6. (1) Subject to Clause 5 hereof the Company's liability otherwise arising directly from Contract, tort, negligence or otherwise shall, save in respect of liability
for death or bodily injury resulting from negligence for which by law no limit applies, be limited in respect of any one event or series of connected events to
the total charged to the Client by the Company and paid to the Client for the task or service which is the subject of the Contract concerned, and no payments
in excess of such liability shall be recoverable by the Client.
(2) Except as expressly provided in these Conditions no warranty, condition, undertaking or term, express or implied, statutory or otherwise as to the
condition, quality, performance, merchantability or fitness for purpose of any service provided by the Company under the Contact with the Client is given or
assumed by the Company and except expressly provided in these Conditions all such warranties, conditions, undertakings and terms are hereby excluded.
(3) Notwithstanding any other provision in the Contract, in no event shall the Company be liable to the Client for any incidental, special, indirect or
consequential loss or damage of whatever nature, including but not limited to loss of use and/or loss of profits and/or loss of contract and/or loss or soiling of
data, howsoever caused and whether occurring in contract, tort, negligence or otherwise.
7.Interim Payments:
(a) When the contract period is more than 28 days we will be entitled to send you interim bills.
(b) We will send you interim bills for the value of any work we have carried out up to that date, together with the cost of all goods and materials delivered to
site.
(c) You must pay us within 7 days of receiving your interim bill.
Final Payment:
(a) When we have finished the work, (at completion date), we will send you the final bill.

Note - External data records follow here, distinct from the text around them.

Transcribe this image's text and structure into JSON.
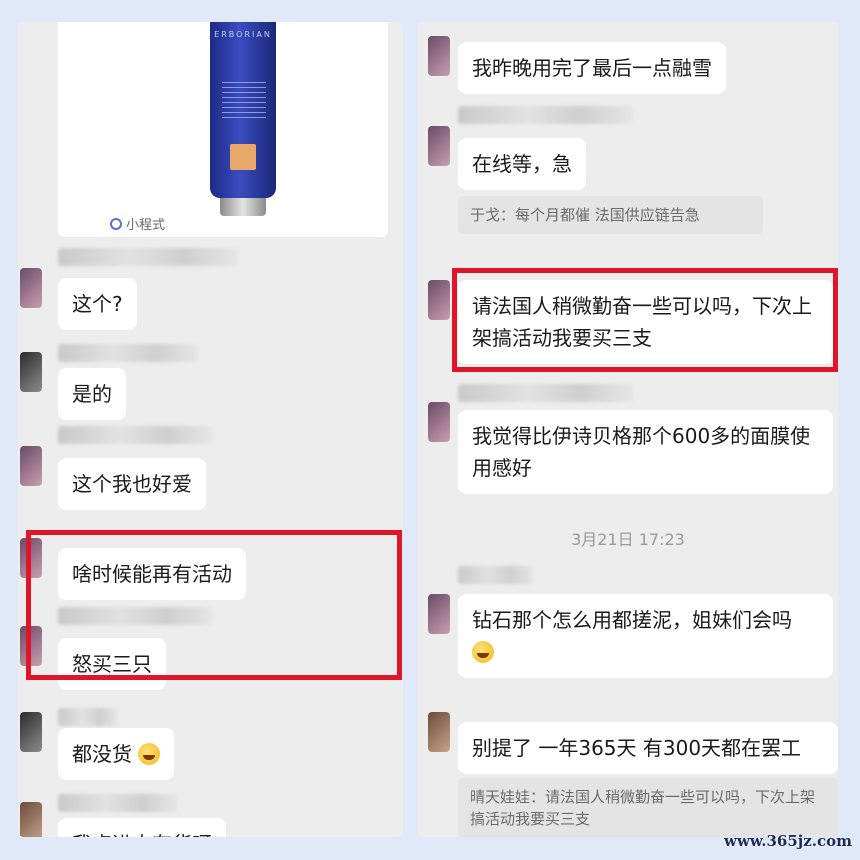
{
  "left": {
    "product_card": {
      "brand": "ERBORIAN",
      "label": "小程式"
    },
    "messages": [
      {
        "text": "这个?"
      },
      {
        "text": "是的"
      },
      {
        "text": "这个我也好爱"
      },
      {
        "text": "啥时候能再有活动"
      },
      {
        "text": "怒买三只"
      },
      {
        "text": "都没货",
        "emoji": "crying-laughing-emoji"
      },
      {
        "text": "我点进去有货呀"
      }
    ]
  },
  "right": {
    "messages": [
      {
        "text": "我昨晚用完了最后一点融雪"
      },
      {
        "text": "在线等，急"
      },
      {
        "quote": "于戈：每个月都催 法国供应链告急"
      },
      {
        "text": "请法国人稍微勤奋一些可以吗，下次上架搞活动我要买三支"
      },
      {
        "text": "我觉得比伊诗贝格那个600多的面膜使用感好"
      },
      {
        "time": "3月21日 17:23"
      },
      {
        "text": "钻石那个怎么用都搓泥，姐妹们会吗",
        "emoji": "crying-laughing-emoji"
      },
      {
        "text": "别提了 一年365天 有300天都在罢工"
      },
      {
        "quote": "晴天娃娃：请法国人稍微勤奋一些可以吗，下次上架搞活动我要买三支"
      }
    ]
  },
  "watermark": "www.365jz.com",
  "colors": {
    "highlight": "#e0152a",
    "background": "#dfe9f7",
    "chat_bg": "#ededed"
  }
}
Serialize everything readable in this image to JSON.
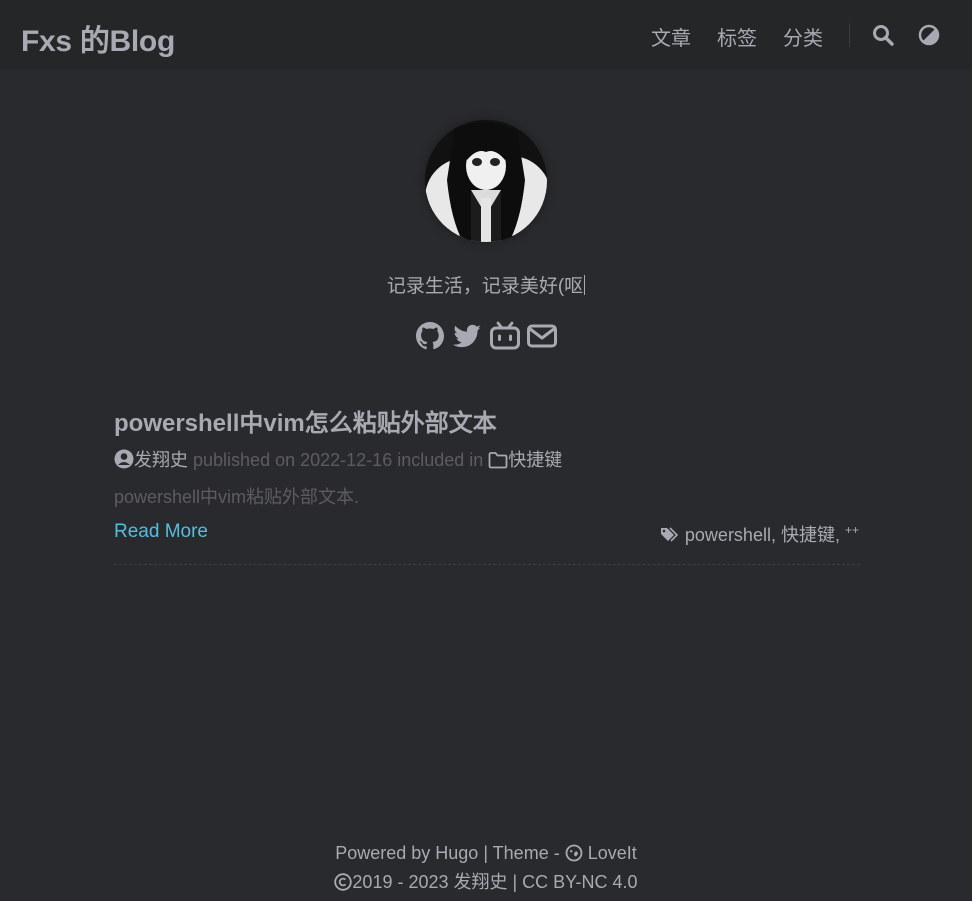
{
  "header": {
    "site_title": "Fxs 的Blog",
    "nav": [
      {
        "label": "文章"
      },
      {
        "label": "标签"
      },
      {
        "label": "分类"
      }
    ],
    "search_icon": "search-icon",
    "theme_icon": "theme-switch-icon"
  },
  "profile": {
    "subtitle": "记录生活，记录美好(呕",
    "social_icons": [
      "github-icon",
      "twitter-icon",
      "bilibili-icon",
      "email-icon"
    ]
  },
  "post": {
    "title": "powershell中vim怎么粘贴外部文本",
    "author": "发翔史",
    "published_prefix": "published on",
    "date": "2022-12-16",
    "included_in": "included in",
    "category": "快捷键",
    "summary": "powershell中vim粘贴外部文本.",
    "read_more": "Read More",
    "tags": [
      "powershell",
      "快捷键",
      "++"
    ]
  },
  "footer": {
    "powered_by": "Powered by",
    "hugo": "Hugo",
    "theme_text": "| Theme -",
    "theme_name": "LoveIt",
    "copyright": "2019 - 2023 发翔史 | CC BY-NC 4.0"
  },
  "colors": {
    "background": "#292a2d",
    "header": "#252627",
    "text": "#a9a9b3",
    "muted": "#5d5d5f",
    "link": "#55bde2"
  }
}
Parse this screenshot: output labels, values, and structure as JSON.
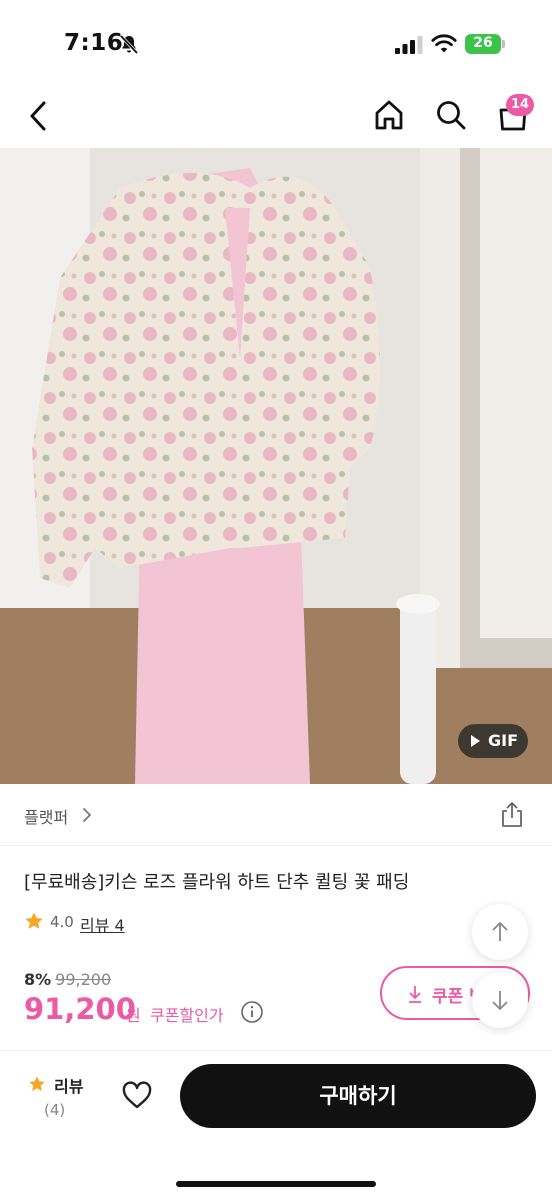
{
  "status_bar": {
    "time": "7:16",
    "battery_level": "26",
    "icons": [
      "bell-muted-icon",
      "signal-icon",
      "wifi-icon",
      "battery-icon"
    ],
    "battery_color": "#3cc44a"
  },
  "header": {
    "icons": [
      "back-arrow-icon",
      "home-icon",
      "search-icon",
      "shopping-bag-icon"
    ],
    "cart_count": "14",
    "badge_color": "#ec5aa6"
  },
  "product_image": {
    "badge_label": "GIF"
  },
  "store": {
    "name": "플랫퍼"
  },
  "product": {
    "title": "[무료배송]키슨 로즈 플라워 하트 단추 퀼팅 꽃 패딩",
    "rating": "4.0",
    "review_link": "리뷰 4",
    "discount_rate": "8%",
    "original_price": "99,200",
    "sale_price": "91,200",
    "currency": "원",
    "coupon_price_label": "쿠폰할인가",
    "coupon_button_label": "쿠폰 받",
    "accent_color": "#ec5aa6"
  },
  "bottom_bar": {
    "review_label": "리뷰",
    "review_count": "(4)",
    "buy_label": "구매하기"
  }
}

(b) You must pay us within 7 days of receiving your final bill.
In the event that any amount properly due to the Company is not paid within such period then the Company may, without prejudice to any other rights it may
have either suspend all work for the Client pending payment or terminate the Contract concerned in writing, but without prejudice to any rights of the
Company accrued to date. Further, the Company reserves the right to charge interest on any and all late payments and the costs of recovery thereof.
8. The Client authorises the Company to use the Client's name as a reference.
9. The Client authorises the Company to use photographs of the Service for the Company's online gallery at www.birdnbloke.co.uk.
10. If the Client is in breach of any of the terms of these Conditions or commits any act of bankruptcy then the Company will be entitled by notice in writing to
terminate the Contract with the Client forthwith.
11. These Conditions shall insofar as they remain applicable continue to be binding on the parties notwithstanding the expiration of the period of the Contract.
12. The failure by either the Company or the Client at any time to enforce any provision of the Contract between them shall not affect that party's right to later
require complete performance by the other party thereto, nor shall any waiver of a breach of a provision be taken or held to affect either party's rights in the
event of any subsequent or additional breach of the same or any other provision. For any waiver to be effective, it must be made in writing in accordance to
Clause 15.
13. The Contract of which these Conditions form a part constitutes the entire agreement between the parties as to the subject matter thereof and supersedes
all previous communications, representations and agreements, whether written or oral, and the Client hereby acknowledges that no reliance is placed on any
communications, representations or agreements not specifically referenced therein.
14. In accordance with the usual practice in the U.K, the Company accepts a responsibility for remedying defects for twelve months following completion of
Services. The Company does not accept defect liability for any products or services not provided by the Company.
15. The Contract between the Company and the Client may only be amended by the written agreement of both parties.